Sony and RCA continue their association with ArkivMusic with the impending releases and reissues of the following: The Lincoln Center revival of Carousel starring John Raitt and Eileen Christy supported by a radiant Susan Watson as Carrie, Reid Shelton (the original Oliver Warbucks in Annie) as Enoch and Jerry Orbach as Jigger. There is also the studio cast album of Oklahoma! with Nelson Eddy, Portia Nelson and Kaye Ballard. The 1953 Hazel Flagg, an adaptation of the classic film Nothing Sacred is having its North American release on CD, featuring a remastering not available on the the London disc. The show starred Helen Gallagher and famed character actor Thomas Mitchell, who is the only winner of the Best Actor in a Musical Tony for a non-singing performance. Making their digital debuts are the studio cast of DisinHAIRited featuring the cast and creators of Hair, the 1969 flop Jimmy starring Frank Gorshin about New York Mayor Jimmy Walker and the 1961 musical adaptation of George Abbott’s farce Three Men on a Horse called Let it Ride starring George Gobel and Sam Levene (that folded after 68 performances). They are also releasing Leonard Sillman’s revue New Faces of 1952 that helped jumpstart the careers of Eartha Kitt, Alice Ghostley, Carol Lawrence and Paul Lynde as well as the follow-up New Faces of 1956 that presented Jane Connell, Bill McCutcheon, Inga Swenson, John Reardon and Maggie Smith in her Broadway debut. The rather obscure off-Broadway musical The Last Sweet Days of Isaac with Austin Pendleton is also coming out on CD, as is the 1976 NY Shakespeare Festival-Lincoln Center revival of The Threepenny Opera starring Raul Julia as Mack the Knife, with Ellen Greene as Jenny, Blair Brown as Lucy and Elizabeth Wilson as Mrs. Peachum.

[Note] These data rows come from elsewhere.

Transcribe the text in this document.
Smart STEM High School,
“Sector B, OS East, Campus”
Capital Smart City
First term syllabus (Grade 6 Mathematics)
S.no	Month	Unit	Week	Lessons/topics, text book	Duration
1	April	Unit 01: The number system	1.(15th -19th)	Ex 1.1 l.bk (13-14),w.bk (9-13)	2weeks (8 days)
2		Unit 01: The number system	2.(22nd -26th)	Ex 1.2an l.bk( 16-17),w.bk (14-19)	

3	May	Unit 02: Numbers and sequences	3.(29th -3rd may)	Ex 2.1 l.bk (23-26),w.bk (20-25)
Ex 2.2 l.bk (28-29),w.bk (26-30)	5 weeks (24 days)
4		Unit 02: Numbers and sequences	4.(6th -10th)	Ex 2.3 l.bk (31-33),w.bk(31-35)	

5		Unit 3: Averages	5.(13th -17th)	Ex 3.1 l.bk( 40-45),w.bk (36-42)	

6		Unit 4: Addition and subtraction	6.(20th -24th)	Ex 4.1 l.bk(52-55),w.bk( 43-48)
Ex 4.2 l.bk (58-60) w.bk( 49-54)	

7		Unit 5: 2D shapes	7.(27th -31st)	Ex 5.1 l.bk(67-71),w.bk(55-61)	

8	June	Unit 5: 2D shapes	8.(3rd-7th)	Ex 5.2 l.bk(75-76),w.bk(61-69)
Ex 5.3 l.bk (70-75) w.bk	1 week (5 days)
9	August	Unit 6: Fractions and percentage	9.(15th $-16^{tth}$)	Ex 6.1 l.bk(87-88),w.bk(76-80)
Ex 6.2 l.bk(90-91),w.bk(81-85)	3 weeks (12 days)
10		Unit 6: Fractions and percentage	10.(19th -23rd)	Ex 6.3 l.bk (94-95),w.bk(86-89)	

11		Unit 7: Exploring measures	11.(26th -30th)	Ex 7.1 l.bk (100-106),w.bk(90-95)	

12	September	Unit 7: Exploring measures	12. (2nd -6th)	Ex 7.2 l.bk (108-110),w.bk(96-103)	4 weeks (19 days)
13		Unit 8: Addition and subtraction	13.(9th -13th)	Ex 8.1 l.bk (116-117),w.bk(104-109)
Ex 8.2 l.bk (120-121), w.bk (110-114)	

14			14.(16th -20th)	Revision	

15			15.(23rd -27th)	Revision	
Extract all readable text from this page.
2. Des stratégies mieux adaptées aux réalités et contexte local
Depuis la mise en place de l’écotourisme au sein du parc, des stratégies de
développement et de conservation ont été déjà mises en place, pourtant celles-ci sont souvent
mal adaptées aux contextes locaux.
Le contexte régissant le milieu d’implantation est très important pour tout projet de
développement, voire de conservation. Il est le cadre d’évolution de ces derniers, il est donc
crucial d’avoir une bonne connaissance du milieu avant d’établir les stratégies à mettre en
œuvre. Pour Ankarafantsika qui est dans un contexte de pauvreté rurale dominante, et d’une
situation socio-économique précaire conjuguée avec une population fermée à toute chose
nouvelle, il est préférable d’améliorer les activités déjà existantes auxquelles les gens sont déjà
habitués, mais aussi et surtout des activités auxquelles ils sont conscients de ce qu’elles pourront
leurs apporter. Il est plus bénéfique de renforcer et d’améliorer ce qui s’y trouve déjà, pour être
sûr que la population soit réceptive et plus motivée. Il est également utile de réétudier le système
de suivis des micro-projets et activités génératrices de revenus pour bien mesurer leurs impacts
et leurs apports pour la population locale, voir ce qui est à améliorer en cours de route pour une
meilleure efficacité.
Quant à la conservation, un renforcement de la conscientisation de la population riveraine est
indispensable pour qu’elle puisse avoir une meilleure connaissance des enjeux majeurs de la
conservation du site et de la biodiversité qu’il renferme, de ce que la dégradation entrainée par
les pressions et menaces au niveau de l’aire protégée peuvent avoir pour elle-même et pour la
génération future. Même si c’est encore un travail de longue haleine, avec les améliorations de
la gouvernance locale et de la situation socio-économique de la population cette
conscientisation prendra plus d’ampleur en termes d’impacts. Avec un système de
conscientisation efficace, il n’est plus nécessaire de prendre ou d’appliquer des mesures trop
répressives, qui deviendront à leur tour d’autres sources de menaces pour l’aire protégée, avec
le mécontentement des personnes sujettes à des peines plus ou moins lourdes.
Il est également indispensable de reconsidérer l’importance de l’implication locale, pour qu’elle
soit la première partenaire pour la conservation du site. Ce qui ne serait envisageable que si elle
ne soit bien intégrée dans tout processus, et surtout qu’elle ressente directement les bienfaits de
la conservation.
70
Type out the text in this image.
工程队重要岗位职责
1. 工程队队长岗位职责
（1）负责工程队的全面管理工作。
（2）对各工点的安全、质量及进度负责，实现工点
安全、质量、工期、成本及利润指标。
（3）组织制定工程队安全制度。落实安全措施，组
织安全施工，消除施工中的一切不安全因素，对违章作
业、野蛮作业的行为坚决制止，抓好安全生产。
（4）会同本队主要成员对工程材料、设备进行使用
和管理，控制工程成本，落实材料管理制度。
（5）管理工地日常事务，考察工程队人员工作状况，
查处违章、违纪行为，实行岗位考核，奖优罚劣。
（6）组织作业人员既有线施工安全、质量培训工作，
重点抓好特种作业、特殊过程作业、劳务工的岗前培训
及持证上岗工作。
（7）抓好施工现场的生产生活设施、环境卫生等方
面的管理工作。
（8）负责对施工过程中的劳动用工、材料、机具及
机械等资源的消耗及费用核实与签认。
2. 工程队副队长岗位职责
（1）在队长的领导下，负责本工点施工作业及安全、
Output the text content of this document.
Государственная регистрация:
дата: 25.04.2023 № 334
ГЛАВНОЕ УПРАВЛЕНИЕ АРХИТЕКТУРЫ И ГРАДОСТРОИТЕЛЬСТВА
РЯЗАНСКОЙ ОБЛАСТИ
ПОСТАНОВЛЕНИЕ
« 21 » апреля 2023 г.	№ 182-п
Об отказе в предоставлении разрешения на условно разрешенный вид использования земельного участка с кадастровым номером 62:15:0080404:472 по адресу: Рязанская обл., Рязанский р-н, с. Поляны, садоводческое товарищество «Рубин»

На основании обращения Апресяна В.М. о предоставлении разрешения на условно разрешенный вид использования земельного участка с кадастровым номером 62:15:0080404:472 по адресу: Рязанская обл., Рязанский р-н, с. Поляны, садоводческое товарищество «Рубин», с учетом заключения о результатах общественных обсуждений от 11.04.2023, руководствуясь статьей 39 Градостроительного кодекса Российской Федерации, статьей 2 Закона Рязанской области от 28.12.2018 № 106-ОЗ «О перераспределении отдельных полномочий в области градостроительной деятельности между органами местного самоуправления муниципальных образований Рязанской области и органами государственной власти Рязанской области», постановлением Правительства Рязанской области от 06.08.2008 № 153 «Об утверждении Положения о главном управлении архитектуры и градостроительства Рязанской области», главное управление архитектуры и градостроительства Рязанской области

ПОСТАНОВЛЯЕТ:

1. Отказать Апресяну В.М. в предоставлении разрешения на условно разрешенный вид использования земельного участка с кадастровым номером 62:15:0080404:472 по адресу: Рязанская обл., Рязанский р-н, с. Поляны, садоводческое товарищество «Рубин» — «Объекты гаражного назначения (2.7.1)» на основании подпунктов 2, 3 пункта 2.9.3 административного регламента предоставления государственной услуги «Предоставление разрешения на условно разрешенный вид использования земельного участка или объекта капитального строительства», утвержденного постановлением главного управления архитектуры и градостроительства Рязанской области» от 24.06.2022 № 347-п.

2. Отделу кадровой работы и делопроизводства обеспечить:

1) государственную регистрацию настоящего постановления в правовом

Finally, from Kritzerland we have two of the more interesting items. They have arranged for online-only limited edition CD premieres of two lost ’60s shows, the floperetta Anya (by Wright and Forrest, by way of Rachmaninoff) starring Constance Towers, Michael Kermoyan, Irra Petina and Lillian Gish. The musical was an adaptation of play Anastasia by Guy Bolton and Maurcelle Maurette, best known in its Oscar-winning film adaptation starring Ingrid Bergman, Yul Brynner and Helen Hayes. The show was met with extremely tepid response by critics in 1965, branded as outdated and dull, and shuttered after a mere 16 performances. However, the cast album was recorded and as is the case with many failed shows, developed a following based on the record. It is now remastered and CD (and as I’ve already listened to mine, it sounds wonderful). The other title is the bouzouki flavored Illya Darling, the 1967 musical adaptation of the hit international film Never on Sunday (and featuring much of the film’s creative team). The show went through out-of-town troubles, opened at the Mark Hellinger to scathing reviews, but stayed open for 320 performances on the star power of Melina Mercouri recreating her Oscar-nominated performance for Broadway. The CD is adding two numbers not included on the original (including the opening number) and putting the score back into it’s official show order. However it’s been arranged with the original record labels and the estates involved, Kritzerland is only pressing 1,000 copies of each, so you best gets yours today.